Noivara cedo, aos 19 anos e agora estava com o casamento marcado para dali á
duas semanas. Seu noivo, também jovem e de alta classe viria mais tarde passar
a noite com ela, aproveitando a ausência dos pais. Nos outros dias, ia embora
antes da meia noite para não gerar fofocas entre a sociedade.
Notou que a carta não tinha remetente e isso a deixou mais
curiosa. Serviu um copo de uísque e sentou na poltrona de seu pai para ler a
carta. Abriu aflita e começou a ler:
“Querida amiga, venho através desta carta lhe contar
algo que me tem tirado o sono e agora não posso mais esconder. Minha intenção
não é destruir seu relacionamento, mas sim lhe contar a verdade antes que seja
tarde demais. O que vou contar não foi me dito por ninguém, mas visto com meus
próprios olhos, e me dói muito ter que ser eu a lhe dar a notícia.

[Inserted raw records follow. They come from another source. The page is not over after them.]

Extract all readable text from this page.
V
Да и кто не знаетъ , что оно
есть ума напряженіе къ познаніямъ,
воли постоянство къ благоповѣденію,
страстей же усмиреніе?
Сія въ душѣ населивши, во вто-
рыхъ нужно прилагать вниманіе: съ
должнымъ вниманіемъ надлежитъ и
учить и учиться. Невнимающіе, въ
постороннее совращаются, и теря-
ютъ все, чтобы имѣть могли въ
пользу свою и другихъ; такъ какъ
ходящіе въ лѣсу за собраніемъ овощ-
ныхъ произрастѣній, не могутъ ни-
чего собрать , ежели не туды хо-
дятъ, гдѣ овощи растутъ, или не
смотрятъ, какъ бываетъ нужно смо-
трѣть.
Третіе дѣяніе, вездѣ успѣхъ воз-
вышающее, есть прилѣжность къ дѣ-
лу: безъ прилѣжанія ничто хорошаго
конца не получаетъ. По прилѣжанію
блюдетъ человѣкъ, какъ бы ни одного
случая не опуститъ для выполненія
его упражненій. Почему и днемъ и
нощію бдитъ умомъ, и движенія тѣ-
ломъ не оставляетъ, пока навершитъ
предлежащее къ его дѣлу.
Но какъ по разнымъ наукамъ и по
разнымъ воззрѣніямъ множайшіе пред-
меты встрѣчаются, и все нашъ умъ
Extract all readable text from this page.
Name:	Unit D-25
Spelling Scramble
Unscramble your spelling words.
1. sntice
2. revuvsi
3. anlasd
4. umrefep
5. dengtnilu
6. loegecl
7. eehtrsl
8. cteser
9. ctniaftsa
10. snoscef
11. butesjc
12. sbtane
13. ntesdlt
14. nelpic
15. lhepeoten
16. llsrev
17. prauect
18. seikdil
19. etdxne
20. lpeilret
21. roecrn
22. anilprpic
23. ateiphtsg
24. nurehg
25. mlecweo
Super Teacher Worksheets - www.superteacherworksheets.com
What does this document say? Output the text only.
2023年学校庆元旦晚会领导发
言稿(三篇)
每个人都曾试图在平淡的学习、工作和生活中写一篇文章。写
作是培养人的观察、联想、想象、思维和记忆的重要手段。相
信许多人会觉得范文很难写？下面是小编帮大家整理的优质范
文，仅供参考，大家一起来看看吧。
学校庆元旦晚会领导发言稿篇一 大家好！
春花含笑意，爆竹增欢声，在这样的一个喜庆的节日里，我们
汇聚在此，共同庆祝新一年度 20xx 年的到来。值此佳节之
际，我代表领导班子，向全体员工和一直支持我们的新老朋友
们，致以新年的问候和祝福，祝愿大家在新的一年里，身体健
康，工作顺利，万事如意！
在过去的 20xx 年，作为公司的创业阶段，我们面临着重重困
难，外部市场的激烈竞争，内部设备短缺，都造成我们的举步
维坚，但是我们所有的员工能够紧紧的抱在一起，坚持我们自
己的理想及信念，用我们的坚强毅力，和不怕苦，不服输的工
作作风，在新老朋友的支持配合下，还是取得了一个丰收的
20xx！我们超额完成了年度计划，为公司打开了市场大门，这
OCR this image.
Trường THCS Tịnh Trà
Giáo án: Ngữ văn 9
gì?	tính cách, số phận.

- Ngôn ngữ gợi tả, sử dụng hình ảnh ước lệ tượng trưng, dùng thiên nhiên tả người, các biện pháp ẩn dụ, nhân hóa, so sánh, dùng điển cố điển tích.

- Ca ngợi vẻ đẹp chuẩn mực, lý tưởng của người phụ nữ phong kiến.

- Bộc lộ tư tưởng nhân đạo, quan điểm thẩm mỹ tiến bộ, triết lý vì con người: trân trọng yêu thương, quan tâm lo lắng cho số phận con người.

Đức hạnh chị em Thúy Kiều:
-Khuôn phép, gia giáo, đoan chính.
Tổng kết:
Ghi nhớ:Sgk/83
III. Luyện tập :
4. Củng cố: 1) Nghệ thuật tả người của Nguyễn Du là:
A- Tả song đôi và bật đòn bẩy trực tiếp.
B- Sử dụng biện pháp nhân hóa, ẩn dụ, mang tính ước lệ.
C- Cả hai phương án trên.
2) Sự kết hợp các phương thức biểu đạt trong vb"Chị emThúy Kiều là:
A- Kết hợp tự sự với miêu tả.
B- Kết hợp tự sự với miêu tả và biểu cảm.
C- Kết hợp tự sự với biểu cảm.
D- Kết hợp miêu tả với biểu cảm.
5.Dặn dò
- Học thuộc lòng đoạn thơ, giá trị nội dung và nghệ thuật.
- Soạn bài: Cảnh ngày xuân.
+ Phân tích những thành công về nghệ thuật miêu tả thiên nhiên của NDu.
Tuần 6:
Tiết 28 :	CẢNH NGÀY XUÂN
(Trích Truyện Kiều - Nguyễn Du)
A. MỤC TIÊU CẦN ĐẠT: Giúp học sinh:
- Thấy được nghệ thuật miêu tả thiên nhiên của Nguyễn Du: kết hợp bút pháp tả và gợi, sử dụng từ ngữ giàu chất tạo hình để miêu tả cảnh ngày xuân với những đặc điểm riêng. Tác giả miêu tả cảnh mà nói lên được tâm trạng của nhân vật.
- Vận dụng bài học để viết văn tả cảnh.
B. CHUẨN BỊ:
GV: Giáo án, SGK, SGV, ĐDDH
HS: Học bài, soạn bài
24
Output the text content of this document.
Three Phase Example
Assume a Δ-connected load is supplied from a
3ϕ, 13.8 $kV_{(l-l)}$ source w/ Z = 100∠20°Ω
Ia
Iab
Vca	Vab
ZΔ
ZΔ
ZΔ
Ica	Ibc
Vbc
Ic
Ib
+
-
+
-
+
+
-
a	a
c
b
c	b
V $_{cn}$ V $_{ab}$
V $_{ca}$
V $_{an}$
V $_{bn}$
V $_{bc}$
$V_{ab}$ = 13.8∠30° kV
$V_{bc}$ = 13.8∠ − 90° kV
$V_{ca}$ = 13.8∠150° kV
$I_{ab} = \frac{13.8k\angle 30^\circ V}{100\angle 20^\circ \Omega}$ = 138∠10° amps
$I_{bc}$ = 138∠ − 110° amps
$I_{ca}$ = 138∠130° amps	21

Da janela de meu apartamento, tenho uma vista de
alguns bares noturnos que ficam á alguns quarteirões de minha casa. Ganhei de
meu pai um binóculo para nossas férias na África, e certa noite estava
observando o movimento destes bares, quando vi o carro de seu noivo em uma das
ruas. Apesar de não ter visto seu noivo, e apenas o carro, anotei a placa e
resolvi conferir nas noites seguintes antes de falar algo sem razão. Nas noites
seguintes, ele sempre estava lá. Sinto muito mesmo, mas na terceira noite vi o
seu noivo com outra menina. Uma jovem com não mais de 20 anos, provavelmente do
subúrbio, pelo modo que se vestia. A cena se repetiu por várias noites: eles
chegavam, sentavam em uma mesa, bebiam algumas cervejas e ficavam de beijos e
abraços. Em algumas noites eles entravam no carro e se dirigiam para um hotel
de quinta categoria que fica na esquina deste bar.
Sinto muito mesmo, peço que acredite no que estou te
contando, e se duvidar, investigue. Não posso lhe fornecer o nome do bar nem
sua localização porque assim você também descobriria quem sou eu, e não quero
que me identifique. Não teria coragem de lhe contar tudo isso pessoalmente.
Minha intenção é de lhe ajudar, e não estragar sua vida.
Vou finalizar por aqui. Agora que você sabe a verdade,
deixo a decisão em suas mãos, e nunca contarei pra ninguém o que se passou,
caso você resolva seguir com esse relacionamento.
Boa sorte.”
Ela não conseguia respirar. Parecia um pesadelo e ela
não via a hora de acordar. Tomou todo o uísque em um só gole e se levantou.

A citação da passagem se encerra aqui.